Our results illustrates that mixtures of raw data elements and derived biomedical markers provide a significant power to classify subject phenotypes (e.g., clinical diagnosis), even in situations where the data elements forming the basis of the clinical phenotypes are excluded (see Tables 9 and 10). In addition to the importance of classical clinical variables, e.g., UPDRS scores, several derived morphometric imaging measures associated with regional brain parcellations, that have not been previously broadly studied or reported, show in our analyses as important predictors of PD, e.g., cerebellum curvature, putamen, inferior frontal gyrus, and brain stem volume. At the same time, other cognitive (e.g., COGSCORE), demographic (e.g., EDUCYRS), and genotypic (e.g., chr12_rs34637584_GT), variables played a lesser role in the machine learning based PD diagnostic classification.

Some brain regions, like the left hippocampus, appear as major predictive factors in segregating both the pure PDs and PD+SWEDD cohorts from HC, in both raw imbalanced group sizes, as well as in rebalanced cohorts.
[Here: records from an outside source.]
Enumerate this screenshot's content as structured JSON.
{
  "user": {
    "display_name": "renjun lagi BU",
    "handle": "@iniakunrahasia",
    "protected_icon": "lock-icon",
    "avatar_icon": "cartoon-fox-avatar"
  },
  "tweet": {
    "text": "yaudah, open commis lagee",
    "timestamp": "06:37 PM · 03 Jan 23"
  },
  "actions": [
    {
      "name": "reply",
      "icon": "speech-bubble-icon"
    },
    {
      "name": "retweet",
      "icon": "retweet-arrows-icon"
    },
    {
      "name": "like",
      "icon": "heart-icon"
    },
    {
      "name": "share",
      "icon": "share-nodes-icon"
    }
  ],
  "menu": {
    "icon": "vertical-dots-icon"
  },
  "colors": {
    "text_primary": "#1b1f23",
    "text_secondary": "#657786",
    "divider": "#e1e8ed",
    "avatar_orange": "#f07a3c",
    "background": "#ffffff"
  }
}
However, the accuracy of the patient-control classification was much higher in the statistically rebalanced samples indicating a potential for significant sample-size effects. As expected, inclusion of the most relevant clinical biomarkers (UPDRS scores) into the training of all classification methods substantially increased the accuracy of the corresponding diagnostic prediction assessed using the testing data, Table A and Fig A in S1 File.
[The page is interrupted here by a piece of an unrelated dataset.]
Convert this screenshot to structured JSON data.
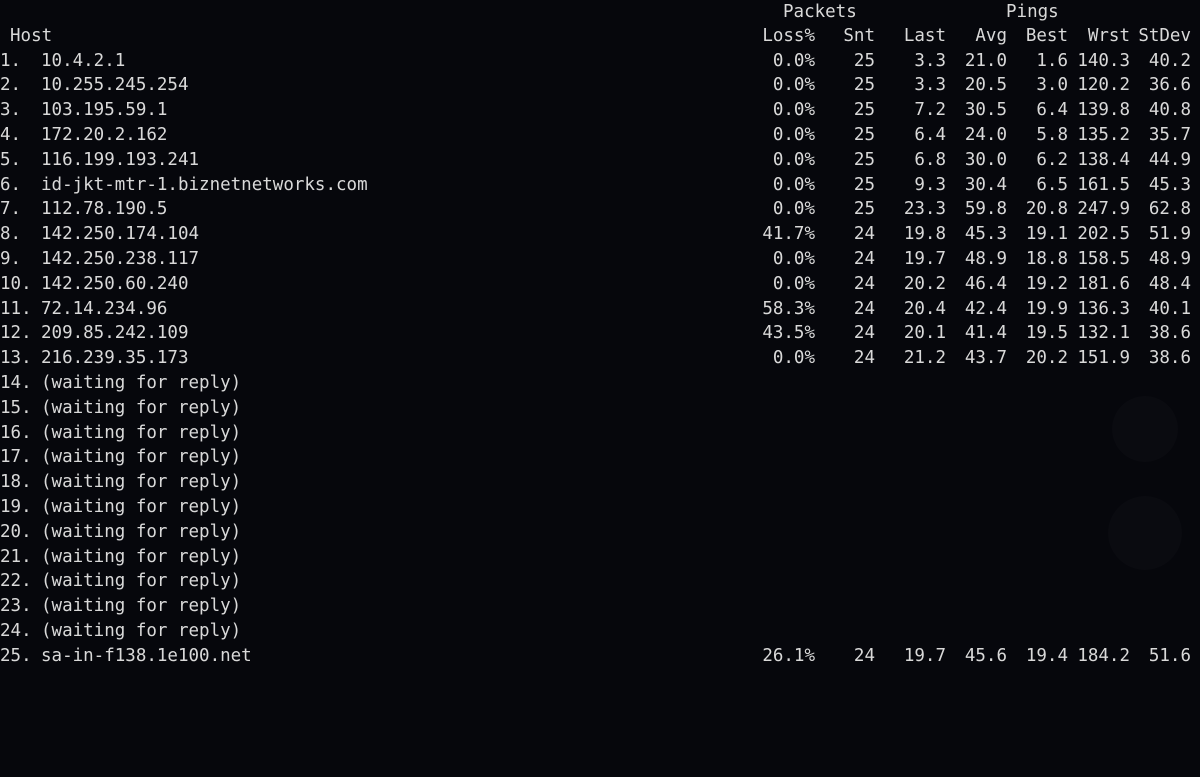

Previous studies of predicting Parkinson’s diagnosis using machine learning, classification and data-mining methods have reported 70–90% sensitivity in predicting the diagnosis [79] using (1) stepwise logistic model classification based on olfactory function, genetic risk, family history, and demographic variables [80]; (2) enhanced probabilistic neural networks based on motor, non-motor, and neuroimaging data [81]; (3) machine learning methods based on voice acoustics measures of vowel articulation (e.g., ratios of the first and second formants of the corner vowels i, u, and a, reflecting the movements of the tongue, lips, and jaw) [82], fuzzy k-nearest neighbor and SVM methods based on clinical, vocal and facial data [79], SVM diagnostic classification based on proteomic profiling, mass spectrometry analysis of cerebrospinal fluid peptides/proteins [83], Fisher-discriminant ratio feature extraction and least squares SVM using brain imaging and demographic data [84], random forest classification based on gait and clinical characteristics (e.g., age, height, body mass, and gender, walking speed, pathological features) [85], booststrap resampling with relevance vector machine (RVM) for multiclass classification using neuroimaging and clinical data [86].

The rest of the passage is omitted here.